Windy Citizen contributor Kiyoshimartinez posted on the Flame wars between a Chicago Tribune Blogger and Food Critic Phil Vettel.
Having been to both of Rick Bayless’s restaurants, I have to say that they were definitely different experiences from many of the other Mexican restaurants that I’ve eaten at, of which traverse all ends of the scale, from tiny taquerieas to the upscale.
My professional expertise is both in cultural marketing strategy and the Internet, and it is my professional opinion that Rick Bayless has done more to garner interest in the many regional cuisines of Mexico, promote the food and culture of Mexico and contribute to increased interest in all things Mexican to the general population more than any other restaurateur, local or national. To me, this is a good thing because it helps all good Mexican restaurants.

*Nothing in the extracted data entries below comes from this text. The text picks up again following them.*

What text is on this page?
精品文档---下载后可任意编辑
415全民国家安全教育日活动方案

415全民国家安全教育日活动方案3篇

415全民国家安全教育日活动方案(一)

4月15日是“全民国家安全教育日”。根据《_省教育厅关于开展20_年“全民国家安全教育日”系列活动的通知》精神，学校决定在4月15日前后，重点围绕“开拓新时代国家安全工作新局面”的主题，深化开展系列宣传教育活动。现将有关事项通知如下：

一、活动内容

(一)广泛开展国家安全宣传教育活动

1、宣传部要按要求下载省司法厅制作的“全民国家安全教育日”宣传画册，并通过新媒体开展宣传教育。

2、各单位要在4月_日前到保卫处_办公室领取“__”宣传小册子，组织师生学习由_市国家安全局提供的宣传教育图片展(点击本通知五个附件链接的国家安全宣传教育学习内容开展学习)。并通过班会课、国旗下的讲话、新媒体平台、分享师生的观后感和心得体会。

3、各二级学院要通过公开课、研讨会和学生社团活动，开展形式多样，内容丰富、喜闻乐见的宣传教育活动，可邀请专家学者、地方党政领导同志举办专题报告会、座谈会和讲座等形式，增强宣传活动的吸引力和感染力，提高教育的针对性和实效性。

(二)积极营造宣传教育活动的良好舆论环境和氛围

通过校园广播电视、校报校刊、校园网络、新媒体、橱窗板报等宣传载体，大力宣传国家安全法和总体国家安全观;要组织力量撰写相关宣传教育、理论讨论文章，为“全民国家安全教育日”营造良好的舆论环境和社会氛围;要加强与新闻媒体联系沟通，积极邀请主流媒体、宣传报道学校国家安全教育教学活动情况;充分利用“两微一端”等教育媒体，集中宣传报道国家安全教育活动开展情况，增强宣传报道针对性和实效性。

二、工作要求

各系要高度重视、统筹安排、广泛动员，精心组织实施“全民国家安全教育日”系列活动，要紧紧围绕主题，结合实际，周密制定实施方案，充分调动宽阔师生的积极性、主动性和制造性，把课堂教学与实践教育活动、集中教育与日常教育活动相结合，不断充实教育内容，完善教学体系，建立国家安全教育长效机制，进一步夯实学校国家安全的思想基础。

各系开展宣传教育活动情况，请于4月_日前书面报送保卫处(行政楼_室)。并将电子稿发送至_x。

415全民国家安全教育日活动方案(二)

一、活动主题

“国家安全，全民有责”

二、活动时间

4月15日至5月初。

I’ve heard Bayless in interviews. I have his cookbooks. The man speaks fluent Spanish, had lived in Mexico with his wife, and together they had traveled through out Mexico to the various states there, learning about the differences in regional differences in foods. The only other persons I know who have done the state by state travel to Mexico are the Lozas, who own a store on 18th Street with an incredible array of items made by artisans throughout Mexico.

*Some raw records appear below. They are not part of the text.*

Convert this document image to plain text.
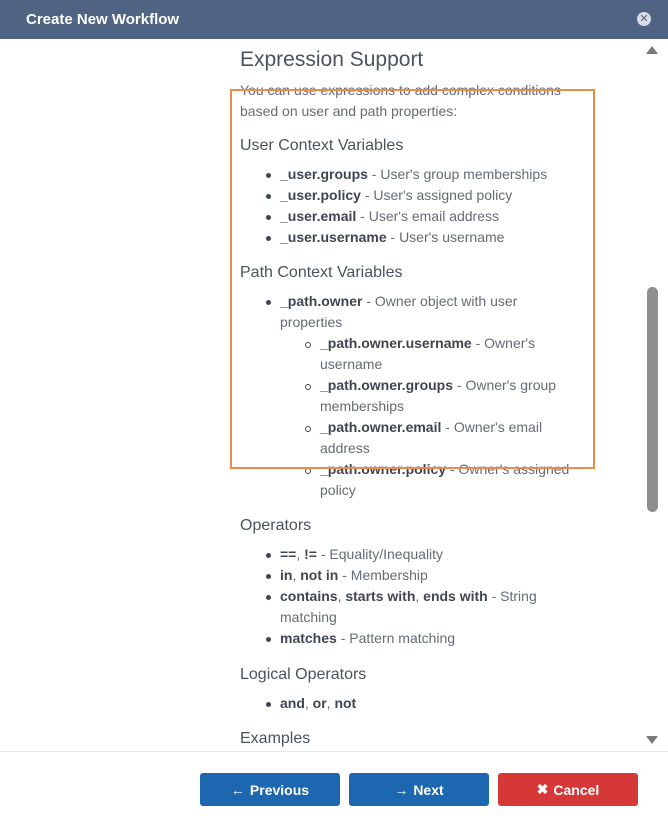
Create New Workflow	✕
Expression Support
You can use expressions to add complex conditions based on user and path properties:
User Context Variables
_user.groups - User's group memberships
_user.policy - User's assigned policy
_user.email - User's email address
_user.username - User's username
Path Context Variables
_path.owner - Owner object with user
properties
_path.owner.username - Owner's
username
_path.owner.groups - Owner's group
memberships
_path.owner.email - Owner's email
address
_path.owner.policy - Owner's assigned
policy
Operators
==, != - Equality/Inequality
in, not in - Membership
contains, starts with, ends with - String
matching
matches - Pattern matching
Logical Operators
and, or, not
Examples
← Previous	→ Next	✖ Cancel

To do that takes commitment, a love of the culture, and being in touch with his inner Mexican heart, of which he has spoken of often.My ex husband was born in Mexico and eschewed his culture, yet because of his blood line no one would question his right to open a Mexican restaurant if he were to do so. Culture, including food and language, are a thing of the heart, not only of blood. As such, especially in his case, it transcends race.